Schools are closed. So what’s replacing student nutrition programs?

Principals are mobilizing to get food to families in need

As principal of Queen Mary Public School, Sonal Gohil knows how important food at school is. “Many of our families rely on student nutrition programs,” she says. “We often have children coming to the office at nutrition breaks looking for a little bit more to eat, and we always have something to give them.” Keeping kids fed at school isn’t just about physical health — it also helps them to learn better. 

So when March Break came to an end this year but schools didn’t reopen, Gohil and the school’s breakfast program coordinator, Heather McLaughlin, realized they’d have to find a new way to get food to families in the neighbourhood.

In the first few weeks after school was closed, McLaughlin started delivering food bags to families who she and Gohil knew were particularly reliant on the school’s breakfast program.

They also put out a call on social media and the school’s other communications channels inviting families to email Gohil if they needed extra food, and some did. “I think it’s lovely that our families feel safe enough to reach out to the school principal to say ‘hey I’d like a little support,’” Gohil says.

Gohil herself made a round of deliveries a few weeks ago, giving families grocery store gift cards.

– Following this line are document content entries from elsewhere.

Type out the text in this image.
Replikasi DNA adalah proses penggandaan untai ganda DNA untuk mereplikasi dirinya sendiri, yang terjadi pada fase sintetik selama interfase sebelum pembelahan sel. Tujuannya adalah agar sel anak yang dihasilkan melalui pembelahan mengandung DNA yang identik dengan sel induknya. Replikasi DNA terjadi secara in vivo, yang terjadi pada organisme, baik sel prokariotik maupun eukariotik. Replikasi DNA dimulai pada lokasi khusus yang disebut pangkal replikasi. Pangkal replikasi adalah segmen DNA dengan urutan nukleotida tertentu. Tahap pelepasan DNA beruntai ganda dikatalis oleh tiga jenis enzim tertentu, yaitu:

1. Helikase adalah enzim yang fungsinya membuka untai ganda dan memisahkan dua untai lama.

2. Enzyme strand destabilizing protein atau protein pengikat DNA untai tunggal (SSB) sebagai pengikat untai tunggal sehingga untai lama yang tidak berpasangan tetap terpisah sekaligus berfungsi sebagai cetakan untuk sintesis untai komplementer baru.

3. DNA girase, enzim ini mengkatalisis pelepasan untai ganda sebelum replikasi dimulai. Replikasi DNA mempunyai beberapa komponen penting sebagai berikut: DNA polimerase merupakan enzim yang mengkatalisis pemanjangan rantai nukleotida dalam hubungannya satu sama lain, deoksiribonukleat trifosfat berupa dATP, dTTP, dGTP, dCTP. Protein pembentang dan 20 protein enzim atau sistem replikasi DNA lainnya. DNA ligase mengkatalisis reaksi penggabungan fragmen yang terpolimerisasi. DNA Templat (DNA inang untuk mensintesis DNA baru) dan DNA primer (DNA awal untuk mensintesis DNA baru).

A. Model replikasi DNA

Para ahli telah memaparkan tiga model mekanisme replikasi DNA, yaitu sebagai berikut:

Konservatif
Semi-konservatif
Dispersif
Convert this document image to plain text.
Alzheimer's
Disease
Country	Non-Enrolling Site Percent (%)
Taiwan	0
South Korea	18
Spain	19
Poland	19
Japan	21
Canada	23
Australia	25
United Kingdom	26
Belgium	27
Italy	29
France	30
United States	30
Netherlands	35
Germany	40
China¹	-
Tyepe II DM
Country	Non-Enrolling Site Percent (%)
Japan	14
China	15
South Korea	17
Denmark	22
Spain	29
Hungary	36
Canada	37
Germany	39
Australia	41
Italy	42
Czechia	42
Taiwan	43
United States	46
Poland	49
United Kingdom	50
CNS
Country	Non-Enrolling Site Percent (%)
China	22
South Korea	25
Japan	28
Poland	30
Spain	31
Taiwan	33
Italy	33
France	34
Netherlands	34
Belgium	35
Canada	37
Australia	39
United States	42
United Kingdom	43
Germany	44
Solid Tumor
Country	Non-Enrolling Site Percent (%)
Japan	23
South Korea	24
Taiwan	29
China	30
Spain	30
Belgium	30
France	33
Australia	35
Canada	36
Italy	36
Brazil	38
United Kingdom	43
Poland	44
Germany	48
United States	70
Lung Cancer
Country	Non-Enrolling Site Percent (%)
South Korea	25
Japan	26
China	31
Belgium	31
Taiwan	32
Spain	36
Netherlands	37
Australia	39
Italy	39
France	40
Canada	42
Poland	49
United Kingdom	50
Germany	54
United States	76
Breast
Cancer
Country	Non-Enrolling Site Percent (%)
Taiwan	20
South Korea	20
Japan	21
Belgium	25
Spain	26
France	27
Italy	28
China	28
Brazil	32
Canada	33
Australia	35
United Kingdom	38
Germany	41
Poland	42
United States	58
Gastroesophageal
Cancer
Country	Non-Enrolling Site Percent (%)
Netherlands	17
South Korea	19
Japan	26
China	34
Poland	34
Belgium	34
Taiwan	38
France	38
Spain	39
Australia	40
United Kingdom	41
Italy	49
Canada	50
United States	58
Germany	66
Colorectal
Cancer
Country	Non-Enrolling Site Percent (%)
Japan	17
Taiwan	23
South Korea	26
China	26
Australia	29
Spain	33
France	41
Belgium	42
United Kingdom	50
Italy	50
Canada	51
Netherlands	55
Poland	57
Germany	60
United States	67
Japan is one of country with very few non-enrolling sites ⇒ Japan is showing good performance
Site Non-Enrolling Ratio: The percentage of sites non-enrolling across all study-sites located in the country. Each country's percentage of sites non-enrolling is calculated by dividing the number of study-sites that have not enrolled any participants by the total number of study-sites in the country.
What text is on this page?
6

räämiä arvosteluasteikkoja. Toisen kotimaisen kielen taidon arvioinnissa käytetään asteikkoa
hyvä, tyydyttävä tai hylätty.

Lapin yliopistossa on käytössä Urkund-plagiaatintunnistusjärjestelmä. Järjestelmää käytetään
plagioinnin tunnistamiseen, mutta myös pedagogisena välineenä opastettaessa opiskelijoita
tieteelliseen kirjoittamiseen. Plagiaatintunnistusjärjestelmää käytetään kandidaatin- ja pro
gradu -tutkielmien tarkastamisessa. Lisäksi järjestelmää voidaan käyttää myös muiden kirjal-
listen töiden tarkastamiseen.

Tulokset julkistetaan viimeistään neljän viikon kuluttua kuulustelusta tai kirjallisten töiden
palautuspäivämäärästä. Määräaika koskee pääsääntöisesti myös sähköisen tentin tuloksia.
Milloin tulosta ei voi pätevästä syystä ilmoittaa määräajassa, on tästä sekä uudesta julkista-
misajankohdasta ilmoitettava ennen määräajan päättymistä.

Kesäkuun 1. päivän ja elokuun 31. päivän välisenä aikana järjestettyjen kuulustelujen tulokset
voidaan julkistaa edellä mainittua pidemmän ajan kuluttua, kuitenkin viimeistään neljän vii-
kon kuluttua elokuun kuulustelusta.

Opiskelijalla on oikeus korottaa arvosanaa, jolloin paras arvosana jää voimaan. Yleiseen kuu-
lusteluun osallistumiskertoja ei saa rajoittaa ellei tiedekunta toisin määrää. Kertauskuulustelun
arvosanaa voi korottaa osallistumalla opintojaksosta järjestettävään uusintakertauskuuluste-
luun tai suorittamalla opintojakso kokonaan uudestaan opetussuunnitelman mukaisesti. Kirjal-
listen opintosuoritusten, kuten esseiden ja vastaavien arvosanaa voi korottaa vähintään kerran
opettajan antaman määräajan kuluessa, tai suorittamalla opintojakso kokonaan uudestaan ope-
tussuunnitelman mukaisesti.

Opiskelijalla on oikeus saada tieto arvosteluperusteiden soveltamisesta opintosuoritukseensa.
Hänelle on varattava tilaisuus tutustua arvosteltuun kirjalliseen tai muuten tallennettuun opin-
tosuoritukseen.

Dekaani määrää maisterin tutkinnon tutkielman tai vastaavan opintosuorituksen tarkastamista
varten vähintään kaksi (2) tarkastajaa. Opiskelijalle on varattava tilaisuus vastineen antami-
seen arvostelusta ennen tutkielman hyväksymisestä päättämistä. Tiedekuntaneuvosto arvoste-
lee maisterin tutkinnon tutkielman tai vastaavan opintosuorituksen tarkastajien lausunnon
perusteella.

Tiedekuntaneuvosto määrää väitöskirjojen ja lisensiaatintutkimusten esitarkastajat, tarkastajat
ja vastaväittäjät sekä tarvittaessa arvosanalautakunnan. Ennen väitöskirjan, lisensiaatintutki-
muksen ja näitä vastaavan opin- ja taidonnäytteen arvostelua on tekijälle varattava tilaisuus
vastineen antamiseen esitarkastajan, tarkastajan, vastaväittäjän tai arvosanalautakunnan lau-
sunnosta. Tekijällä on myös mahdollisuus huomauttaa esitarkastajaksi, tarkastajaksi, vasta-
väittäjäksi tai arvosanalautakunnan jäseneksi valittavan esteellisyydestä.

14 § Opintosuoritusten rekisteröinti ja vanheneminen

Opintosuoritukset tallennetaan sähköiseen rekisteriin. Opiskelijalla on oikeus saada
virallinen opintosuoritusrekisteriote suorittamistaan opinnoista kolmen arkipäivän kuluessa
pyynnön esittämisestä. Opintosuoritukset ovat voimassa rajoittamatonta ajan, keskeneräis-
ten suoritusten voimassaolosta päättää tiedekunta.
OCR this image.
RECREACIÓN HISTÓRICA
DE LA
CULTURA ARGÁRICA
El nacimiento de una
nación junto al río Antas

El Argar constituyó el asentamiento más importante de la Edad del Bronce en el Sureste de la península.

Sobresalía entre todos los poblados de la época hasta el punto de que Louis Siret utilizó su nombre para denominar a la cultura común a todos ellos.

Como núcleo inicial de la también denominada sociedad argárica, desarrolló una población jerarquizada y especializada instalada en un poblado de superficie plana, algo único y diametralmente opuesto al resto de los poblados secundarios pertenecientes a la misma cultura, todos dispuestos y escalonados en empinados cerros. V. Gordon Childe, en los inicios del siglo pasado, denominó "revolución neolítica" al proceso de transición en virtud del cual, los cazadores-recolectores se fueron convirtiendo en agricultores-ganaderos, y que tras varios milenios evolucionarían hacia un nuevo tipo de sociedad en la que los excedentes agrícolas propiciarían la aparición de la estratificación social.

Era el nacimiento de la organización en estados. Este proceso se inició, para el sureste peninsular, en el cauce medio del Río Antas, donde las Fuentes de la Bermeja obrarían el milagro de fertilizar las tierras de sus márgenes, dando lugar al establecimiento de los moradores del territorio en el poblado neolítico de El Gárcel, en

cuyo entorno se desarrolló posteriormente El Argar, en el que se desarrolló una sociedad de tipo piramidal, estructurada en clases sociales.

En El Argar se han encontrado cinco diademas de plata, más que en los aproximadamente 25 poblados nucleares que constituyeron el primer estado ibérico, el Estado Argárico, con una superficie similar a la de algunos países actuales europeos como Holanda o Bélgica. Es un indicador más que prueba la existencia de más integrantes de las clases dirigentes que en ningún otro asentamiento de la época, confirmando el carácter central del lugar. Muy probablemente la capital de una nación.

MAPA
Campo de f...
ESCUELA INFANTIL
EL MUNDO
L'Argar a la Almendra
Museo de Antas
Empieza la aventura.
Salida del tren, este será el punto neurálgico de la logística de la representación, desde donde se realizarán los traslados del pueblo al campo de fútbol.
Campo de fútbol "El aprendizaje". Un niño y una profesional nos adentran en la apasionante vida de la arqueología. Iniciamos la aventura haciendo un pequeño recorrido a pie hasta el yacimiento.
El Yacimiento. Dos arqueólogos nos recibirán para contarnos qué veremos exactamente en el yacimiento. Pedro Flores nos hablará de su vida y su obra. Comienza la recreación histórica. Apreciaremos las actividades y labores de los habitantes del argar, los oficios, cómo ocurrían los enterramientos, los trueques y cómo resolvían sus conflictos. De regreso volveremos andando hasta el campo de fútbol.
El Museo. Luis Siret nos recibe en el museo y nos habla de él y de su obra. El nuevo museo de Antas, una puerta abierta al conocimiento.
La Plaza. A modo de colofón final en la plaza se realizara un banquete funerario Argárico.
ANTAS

While it’s certainly a new role for her, she says she has embraced it. “It’s no different really than taking care of our families when we’re in school,” she says.

Gohil says Queen Mary wouldn’t be able to continue offering food through the pandemic without the help of local non-profit Food For Kids — that’s who gave them the gift cards, for example.

Food For Kids coordinates and supports student nutrition programs throughout Peterborough city and county. Last year, they helped serve more than 2 million meals to 18,000 students in 49 schools, mostly relying on volunteers, program coordinator Angela Fuchs says.

Last month, the United Way and the Community Foundation of Greater Peterborough provided funding to Food For Kids to support the charity’s operations through the pandemic. The Breakfast Club of Canada has also provided funds. Food For Kids has used the extra money to purchase gift cards for principals to distribute, and they’ve also been donating food to Kawartha Food Share for distribution through local food banks.

“We want the families to know that they’re not forgotten and that we are working hard to continue to support them through all of this,” Fuchs says.

Food charity not a long-term solution

According to research released by Peterborough Public Health in December, 30 percent of local families with children under 18 are facing food insecurity.

“That’s double the rate that we see in the rest of Ontario,” says Joëlle Favreau, who manages the Nourish Project. And for families who are led by a single female parent in our region, the rate of food insecurity rises to 50 percent, which is again double the provincial average.

“Prior to COVID-19, our region was facing a challenging situation with regard to food insecurity,” Favreau says, “and we know that it is going to get worse.”

The Nourish Project is also distributing food during the pandemic, and has partnered with Food For Kids to identify families who can benefit from Nourish’s emergency food box program. 

Favreau  says that losing school nutrition programs during the pandemic has shed light on just how crucial they are. “There’s a much more acute sense of the impact of those programs,” she says. “I’ve heard parents say ‘Wow I never realized how much of a difference it made.’” 

Nourish has also received extra funding to run its emergency food box program during the pandemic. The United Way and the Community Foundation of Greater Peterborough provided a grant, as did Community Food Centres Canada. As it focuses on distributing the emergency food, most of Nourish’s other programming is on hold, Favreau told me. 

While all these initiatives are important in this time of need, Favreau cautions against mistaking emergency food provision to be a long-term solution. “The issue is that people don’t have enough income,” she says. “I don’t want to give the impression that food programs are going to solve that issue.” 

Emergency food programs “have an impact, but they don’t make people food secure,” Favreau says. Nourish has recently been advocating for a basic income as a better solution to the problem of food insecurity. You can read more about that in this column by another Nourish employee, Elisha Rubacha. 

Regardless of what the best solution is, it’s certainly clear that we need to address food security in our community, and build more resiliency to weather crises like this one.